Yodel
Go Fat Conditioning Program Death Spiral Edition
Part Two: Deep & Dense, Present Tense
“This is so easy—the board is strapped to your feet!”
It could be the best one-line description of a first day snowboarding ever. In 1983, California skaters Pat Solomon, Fred Stern and Nick Perata made their own snowboards on a two-by-four press. “We used seven plies of maple, just like we would do with skateboards,” said Perata. “The Burton Backhills were out there, but we couldn’t afford them.”
They cut seat belts out of a beater car for bindings. After a rare 2-foot snowstorm hit the San Gabriel Mountains above Los Angeles, they drove up from Pasadena to Mt. Waterman. The ski area wouldn’t let them on the lifts, so they hiked up next to the area. Everything worked out fine.
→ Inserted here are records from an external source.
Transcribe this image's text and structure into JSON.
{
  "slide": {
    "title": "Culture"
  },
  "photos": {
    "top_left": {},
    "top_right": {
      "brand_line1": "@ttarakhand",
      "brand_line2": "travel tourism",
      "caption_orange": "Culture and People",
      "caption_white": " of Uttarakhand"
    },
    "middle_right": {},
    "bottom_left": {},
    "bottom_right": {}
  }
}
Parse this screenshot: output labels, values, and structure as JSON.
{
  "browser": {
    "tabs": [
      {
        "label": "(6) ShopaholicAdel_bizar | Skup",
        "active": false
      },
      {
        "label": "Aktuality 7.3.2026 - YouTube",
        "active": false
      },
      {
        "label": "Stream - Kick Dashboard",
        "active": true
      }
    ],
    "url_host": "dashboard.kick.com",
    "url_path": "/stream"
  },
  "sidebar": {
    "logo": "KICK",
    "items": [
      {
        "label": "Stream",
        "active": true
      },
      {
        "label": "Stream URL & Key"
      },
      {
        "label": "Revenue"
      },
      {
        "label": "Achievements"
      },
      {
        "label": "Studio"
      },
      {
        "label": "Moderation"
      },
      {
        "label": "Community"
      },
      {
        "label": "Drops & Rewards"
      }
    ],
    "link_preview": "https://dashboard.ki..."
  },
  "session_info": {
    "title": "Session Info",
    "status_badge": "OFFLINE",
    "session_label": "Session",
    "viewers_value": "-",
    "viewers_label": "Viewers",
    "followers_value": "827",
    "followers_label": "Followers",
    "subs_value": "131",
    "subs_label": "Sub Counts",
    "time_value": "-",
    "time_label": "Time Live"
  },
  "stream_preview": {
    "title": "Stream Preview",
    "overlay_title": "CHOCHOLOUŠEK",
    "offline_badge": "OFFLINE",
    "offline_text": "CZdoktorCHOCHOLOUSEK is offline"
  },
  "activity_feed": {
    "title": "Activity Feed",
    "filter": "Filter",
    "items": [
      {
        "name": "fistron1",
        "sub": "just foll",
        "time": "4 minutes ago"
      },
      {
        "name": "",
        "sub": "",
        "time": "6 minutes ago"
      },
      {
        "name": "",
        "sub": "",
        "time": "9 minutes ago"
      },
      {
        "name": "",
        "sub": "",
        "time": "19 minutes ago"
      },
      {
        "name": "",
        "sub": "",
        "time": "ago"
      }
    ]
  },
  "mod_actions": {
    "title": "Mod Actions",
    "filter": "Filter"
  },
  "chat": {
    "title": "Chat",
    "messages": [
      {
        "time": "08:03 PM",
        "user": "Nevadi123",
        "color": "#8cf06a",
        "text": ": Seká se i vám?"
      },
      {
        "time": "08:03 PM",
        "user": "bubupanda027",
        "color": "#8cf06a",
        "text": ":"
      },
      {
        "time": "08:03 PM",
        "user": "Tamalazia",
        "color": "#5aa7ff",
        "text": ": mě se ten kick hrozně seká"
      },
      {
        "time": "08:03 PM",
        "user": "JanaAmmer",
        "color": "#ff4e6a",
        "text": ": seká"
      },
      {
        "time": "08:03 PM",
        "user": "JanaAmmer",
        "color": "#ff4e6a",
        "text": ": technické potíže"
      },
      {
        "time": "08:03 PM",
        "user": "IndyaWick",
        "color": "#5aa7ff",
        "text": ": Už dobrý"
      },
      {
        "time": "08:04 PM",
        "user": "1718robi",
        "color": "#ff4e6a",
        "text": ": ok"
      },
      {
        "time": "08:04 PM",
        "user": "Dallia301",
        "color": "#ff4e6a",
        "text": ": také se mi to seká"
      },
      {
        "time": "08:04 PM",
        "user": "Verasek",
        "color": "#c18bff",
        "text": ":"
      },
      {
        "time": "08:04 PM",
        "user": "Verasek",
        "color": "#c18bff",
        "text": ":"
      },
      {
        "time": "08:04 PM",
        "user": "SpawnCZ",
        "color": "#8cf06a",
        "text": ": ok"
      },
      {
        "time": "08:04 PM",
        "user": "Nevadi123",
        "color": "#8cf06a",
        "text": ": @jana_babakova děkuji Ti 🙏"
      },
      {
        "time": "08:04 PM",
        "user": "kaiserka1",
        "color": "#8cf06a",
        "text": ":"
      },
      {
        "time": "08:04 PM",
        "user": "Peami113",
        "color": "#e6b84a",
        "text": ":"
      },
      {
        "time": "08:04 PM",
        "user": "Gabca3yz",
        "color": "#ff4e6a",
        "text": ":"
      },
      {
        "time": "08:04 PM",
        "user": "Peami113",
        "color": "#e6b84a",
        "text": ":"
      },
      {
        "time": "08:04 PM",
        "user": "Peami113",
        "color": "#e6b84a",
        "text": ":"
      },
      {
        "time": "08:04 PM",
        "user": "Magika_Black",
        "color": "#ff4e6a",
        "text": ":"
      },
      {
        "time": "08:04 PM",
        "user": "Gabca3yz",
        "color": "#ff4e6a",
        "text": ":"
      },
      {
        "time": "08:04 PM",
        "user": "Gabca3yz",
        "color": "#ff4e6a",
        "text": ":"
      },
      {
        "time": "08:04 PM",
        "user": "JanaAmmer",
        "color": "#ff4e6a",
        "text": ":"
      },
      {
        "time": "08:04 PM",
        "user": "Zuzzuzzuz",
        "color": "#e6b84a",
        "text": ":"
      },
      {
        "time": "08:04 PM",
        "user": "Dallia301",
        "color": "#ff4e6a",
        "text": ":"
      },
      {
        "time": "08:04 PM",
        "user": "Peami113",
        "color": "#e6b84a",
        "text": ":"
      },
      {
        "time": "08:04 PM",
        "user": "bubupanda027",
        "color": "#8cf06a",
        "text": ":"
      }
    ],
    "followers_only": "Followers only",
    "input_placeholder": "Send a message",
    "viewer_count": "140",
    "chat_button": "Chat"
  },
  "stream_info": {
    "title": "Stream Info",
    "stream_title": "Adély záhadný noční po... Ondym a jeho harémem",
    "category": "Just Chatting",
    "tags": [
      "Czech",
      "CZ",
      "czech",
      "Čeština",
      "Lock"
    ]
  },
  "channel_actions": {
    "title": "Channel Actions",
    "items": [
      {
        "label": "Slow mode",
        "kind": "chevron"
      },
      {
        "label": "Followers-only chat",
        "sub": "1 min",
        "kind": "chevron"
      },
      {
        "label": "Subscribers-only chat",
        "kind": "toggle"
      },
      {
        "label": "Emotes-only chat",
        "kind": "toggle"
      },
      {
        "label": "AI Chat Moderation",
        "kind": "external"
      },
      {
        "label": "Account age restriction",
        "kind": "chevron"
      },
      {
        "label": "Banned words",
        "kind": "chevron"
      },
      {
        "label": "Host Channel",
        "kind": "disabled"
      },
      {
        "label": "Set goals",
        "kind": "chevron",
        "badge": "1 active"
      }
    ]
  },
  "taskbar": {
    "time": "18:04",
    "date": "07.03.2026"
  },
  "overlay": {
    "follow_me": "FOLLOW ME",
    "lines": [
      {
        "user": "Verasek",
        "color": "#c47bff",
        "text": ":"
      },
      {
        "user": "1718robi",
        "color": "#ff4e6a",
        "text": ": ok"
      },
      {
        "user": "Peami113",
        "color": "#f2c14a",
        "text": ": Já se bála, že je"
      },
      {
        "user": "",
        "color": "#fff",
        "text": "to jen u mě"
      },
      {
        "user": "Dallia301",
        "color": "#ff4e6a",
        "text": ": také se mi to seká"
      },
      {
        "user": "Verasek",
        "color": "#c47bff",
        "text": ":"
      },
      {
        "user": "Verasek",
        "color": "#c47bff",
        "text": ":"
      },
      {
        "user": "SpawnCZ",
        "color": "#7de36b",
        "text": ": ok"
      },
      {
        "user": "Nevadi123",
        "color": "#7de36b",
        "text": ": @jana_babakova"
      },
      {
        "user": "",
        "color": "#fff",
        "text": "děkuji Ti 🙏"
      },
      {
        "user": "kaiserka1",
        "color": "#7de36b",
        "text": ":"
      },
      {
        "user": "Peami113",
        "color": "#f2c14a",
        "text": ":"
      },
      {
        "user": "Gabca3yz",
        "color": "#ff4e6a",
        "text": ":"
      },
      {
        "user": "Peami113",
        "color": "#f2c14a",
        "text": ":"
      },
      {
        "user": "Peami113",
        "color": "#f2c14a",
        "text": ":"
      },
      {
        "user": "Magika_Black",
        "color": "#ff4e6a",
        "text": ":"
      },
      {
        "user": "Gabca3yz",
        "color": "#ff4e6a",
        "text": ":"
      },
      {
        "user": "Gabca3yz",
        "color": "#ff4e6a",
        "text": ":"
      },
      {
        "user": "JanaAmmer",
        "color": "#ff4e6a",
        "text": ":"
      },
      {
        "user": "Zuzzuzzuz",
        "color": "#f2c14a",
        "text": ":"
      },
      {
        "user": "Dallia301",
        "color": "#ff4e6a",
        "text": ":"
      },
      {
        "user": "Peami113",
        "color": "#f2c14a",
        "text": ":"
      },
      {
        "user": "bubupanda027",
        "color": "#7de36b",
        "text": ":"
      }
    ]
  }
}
Four decades later snowboarding is still easy. In some ways, even easier. Gear has evolved. Lifts are faster. They don’t hate us. Snowmaking works now. Splitboards let you climb with lighter packs. Nobody grills you about leashes. If you already skateboard, surf, BMX, swim, ski, wakeboard, parasail, climb, hunt, walk dogs, run crab gear, plant crops or hang drywall, you can probably snowboard now without “getting in shape.”